We have acted as counsel to Veritone, Inc., a Delaware corporation (the “Company”), in connection with the proposed offering and sale from time to time by the Company of the Company’s Common Stock, par value $0.001 per share, having an aggregate offering price of up to $50,000,000 (the “Shares”), pursuant to the Registration Statement on Form S-3 (the “Registration Statement”), filed with the Securities and Exchange Commission (the “Commission”) under the Securities Act of 1933, as amended (the “Securities Act”), by the Company on the date hereof, the related base prospectus (the “Base Prospectus”) and the prospectus relating to the Shares (together with the Base Prospectus, the “Prospectus”). This opinion is being furnished to you in accordance with the requirements of Item 601(b)(5) of Regulation S-K under the Securities Act.

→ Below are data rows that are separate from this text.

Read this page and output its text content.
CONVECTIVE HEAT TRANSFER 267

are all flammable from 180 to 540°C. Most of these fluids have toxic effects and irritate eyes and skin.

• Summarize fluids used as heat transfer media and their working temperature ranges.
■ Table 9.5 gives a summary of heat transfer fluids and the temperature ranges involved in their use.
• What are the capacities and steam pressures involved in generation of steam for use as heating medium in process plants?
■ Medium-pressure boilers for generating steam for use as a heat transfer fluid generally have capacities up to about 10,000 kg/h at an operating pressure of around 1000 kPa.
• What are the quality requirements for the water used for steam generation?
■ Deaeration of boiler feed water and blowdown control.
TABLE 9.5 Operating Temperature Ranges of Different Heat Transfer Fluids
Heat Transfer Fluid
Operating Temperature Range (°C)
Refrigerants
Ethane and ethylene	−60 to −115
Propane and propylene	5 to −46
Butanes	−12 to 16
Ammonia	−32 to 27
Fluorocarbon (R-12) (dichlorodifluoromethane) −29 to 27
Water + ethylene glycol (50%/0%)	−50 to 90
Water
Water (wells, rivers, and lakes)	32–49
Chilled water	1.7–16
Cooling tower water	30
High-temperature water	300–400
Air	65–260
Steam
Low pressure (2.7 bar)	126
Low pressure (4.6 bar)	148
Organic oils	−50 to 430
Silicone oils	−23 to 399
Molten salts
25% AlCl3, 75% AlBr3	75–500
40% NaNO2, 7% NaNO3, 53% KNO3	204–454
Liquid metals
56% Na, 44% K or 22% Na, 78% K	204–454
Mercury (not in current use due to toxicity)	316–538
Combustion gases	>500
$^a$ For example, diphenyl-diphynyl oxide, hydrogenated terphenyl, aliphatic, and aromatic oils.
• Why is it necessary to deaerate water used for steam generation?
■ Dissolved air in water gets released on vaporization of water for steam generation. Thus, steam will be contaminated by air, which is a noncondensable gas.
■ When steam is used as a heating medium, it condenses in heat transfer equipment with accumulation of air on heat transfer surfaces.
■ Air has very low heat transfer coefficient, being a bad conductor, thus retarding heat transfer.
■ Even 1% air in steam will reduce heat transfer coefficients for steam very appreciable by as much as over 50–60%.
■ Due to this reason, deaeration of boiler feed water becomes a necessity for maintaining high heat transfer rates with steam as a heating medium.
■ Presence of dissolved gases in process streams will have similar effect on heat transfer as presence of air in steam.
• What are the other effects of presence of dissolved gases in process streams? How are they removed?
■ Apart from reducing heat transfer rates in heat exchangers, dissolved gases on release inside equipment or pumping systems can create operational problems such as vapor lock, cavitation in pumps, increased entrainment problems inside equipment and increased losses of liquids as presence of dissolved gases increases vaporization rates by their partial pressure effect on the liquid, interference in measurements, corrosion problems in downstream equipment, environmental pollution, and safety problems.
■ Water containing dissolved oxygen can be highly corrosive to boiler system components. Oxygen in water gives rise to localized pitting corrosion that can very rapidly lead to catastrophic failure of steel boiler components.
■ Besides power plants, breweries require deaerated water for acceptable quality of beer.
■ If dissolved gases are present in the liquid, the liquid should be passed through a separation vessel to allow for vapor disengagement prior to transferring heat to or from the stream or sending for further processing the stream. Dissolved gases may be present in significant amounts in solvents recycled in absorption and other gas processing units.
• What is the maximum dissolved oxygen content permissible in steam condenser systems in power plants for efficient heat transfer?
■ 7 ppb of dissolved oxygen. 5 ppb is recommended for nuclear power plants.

You have requested our opinion as to the matters set forth below in connection with the Registration Statement, the Prospectus and the offering of the Shares thereunder. For purposes of rendering such opinion, we have examined the Registration Statement, the Prospectus, the Company’s Certificate of Incorporation and Bylaws, each as presently in effect, and records of the corporate action of the Company that provides for the issuance of the Shares, and we have made such other investigation as we have deemed appropriate. We have examined and relied upon certificates of public officials and, as to certain matters of fact that are material to our opinion, we have also relied on a certificate of an officer of the Company. In rendering our opinion, we have made the assumptions that are customary in opinion letters of this kind. We have not verified any of those assumptions.

Our opinion set forth below is limited to the Delaware General Corporation Law.

Based upon and subject to the foregoing, it is our opinion that the Shares have been duly authorized for issuance by the Company and, when issued and paid for as described in the Prospectus, will be validly issued, fully paid and nonassessable.

We hereby consent to the filing of this opinion as an exhibit to the Registration Statement and to the reference to this firm in the Prospectus under the caption “Legal Matters.” In giving our consent, we do not hereby admit that we are in the category of persons whose consent is required under Section 7 of the Securities Act or the rules and regulations thereunder.